Rheumatoid Arthritis

23 April 2008

Patients suffering from rheumatoid arthritis (RA) who switched to the "Mediterranean diet" regimen for three months showed a significant reduction in clinical symptoms, with the diet appearing to decrease disease activity in patients who have stable and modestly active RA. The Mediterranean diet used olive and canola oils as a primary source of fat, and was high in fish, poultry, fruit, vegetables, and legumes, and low in red meat and high fat dairy products. The patients on the Mediterranean diet lost 3 kg in weight, and their cholesterol levels fell after only three weeks. After six weeks on the diet their index of inflammatory activity started to fall and at 12 weeks, both physical function and vitality had also improved, and nine out of 14 variables changed for the better. There was no evidence of any changes in a control group following their normal diet. (Annals of the Rheumatic Diseases 2003;62:208-14).

A high intake of olive oil and cooked vegetables may reduce the risk of developing the rheumatoid arthritis, according to researchers from the University of Athens Medical School. Study participants who used the most olive oil were significantly less likely to develop rheumatoid arthritis than people who consumed the least, and those who ate the greatest number of servings of cooked vegetables were about 75% less likely to develop rheumatoid arthritis than those who reported eating the fewest servings (American Journal of Clinical Nutrition, 1999;70:1077-1082). A Barcelona study reported in Gut journal has shown that rats fed on a diet rich in olive oil and given a cancer-inducing agent had less pre-cancerous tissue and fewer tumours than those fed fish or safflower oils. Another study carried out at the Harvard School of Public Health, Boston, Massachusetts, has shown that people who consume at least five servings of fruits and vegetables a day are less likely to suffer from ischaemic stroke, the most common form of stroke, than those who eat fewer than three servings a day. This analysis of 75,596 women over 14 years, and 38,683 men over 8 years, found that the risk of ischaemic stroke was 31% lower in women who consumed a median of 5.8 servings of fruits and vegetables per day, and in men who consumed a median of 5.1 servings per day (The Journal of the American Medical Association 1999;282:1233-1239).

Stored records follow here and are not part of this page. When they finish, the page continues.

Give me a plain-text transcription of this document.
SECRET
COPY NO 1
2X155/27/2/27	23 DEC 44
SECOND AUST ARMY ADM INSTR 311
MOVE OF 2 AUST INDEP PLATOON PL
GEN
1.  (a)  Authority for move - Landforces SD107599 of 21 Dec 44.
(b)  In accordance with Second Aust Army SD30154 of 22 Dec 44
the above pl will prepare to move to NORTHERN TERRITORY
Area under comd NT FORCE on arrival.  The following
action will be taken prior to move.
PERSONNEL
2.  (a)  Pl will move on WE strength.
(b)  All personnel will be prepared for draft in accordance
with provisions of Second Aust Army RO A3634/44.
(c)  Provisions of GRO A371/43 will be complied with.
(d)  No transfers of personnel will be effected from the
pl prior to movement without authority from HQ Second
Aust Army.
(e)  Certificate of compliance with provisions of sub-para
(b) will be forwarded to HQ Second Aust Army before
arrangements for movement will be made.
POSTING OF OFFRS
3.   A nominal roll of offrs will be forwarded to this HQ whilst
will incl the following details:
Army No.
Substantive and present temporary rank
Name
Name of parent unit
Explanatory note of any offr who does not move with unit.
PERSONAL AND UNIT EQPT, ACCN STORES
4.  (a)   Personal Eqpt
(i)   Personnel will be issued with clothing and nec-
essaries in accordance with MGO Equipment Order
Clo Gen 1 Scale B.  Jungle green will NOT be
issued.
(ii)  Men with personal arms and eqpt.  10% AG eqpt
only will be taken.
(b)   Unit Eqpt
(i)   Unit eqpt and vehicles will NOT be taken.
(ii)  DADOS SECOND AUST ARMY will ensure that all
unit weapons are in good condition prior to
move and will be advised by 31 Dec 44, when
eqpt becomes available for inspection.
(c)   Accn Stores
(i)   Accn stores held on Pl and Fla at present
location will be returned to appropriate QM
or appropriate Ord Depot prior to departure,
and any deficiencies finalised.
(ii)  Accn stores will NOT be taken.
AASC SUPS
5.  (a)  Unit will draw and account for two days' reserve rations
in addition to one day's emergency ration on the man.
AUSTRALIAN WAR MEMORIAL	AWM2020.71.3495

Drinking green tea could help keep arthritis at bay, say scientists. Researchers at the University of Sheffield have found that two compounds found in green tea can help prevent osteoarthritis by blocking the enzyme that destroys cartilage. Green tea, first discovered in China nearly 5,000 years ago, has long been thought to be beneficial to health. The Arthritis Research Campaign, which partly funded the research, said the initial results were promising. A spokeswoman said: "These findings are of great interest, and although further research needs to be done, in the mean time people should drink green tea as it's not going to do them any harm - and may in fact do them a lot of good." (BBC News 15 February, 2003)

Chinese medicine classifies rheumatic conditions (bi) according to weather type (wind, damp, cold, heat), whilst the word rheumatism itself implies wateriness, originating from the Greek for “stream” or “bodily humour”. Despite this, modern medicine has refuted any connection between rheumatic conditions and weather. Now Argentine research carried out in the city of Cordoba has shown that when 151 patient suffering from rheumatoid arthritis, osteoarthritis or fibromyalgia were asked to keep a pain journal (but not told why), a clear correlation emerged. Pain severity increased in rheumatoid arthritis patients with low temperature, high atmospheric pressure, and high humidity, in osteoarthritis patients with low temperature and high humidity, and in fibromyalgia patients with low temperature and high barometric pressure. There was no correlation between weather conditions and pain in the controls (J Rheumatol 2002;29:335-8).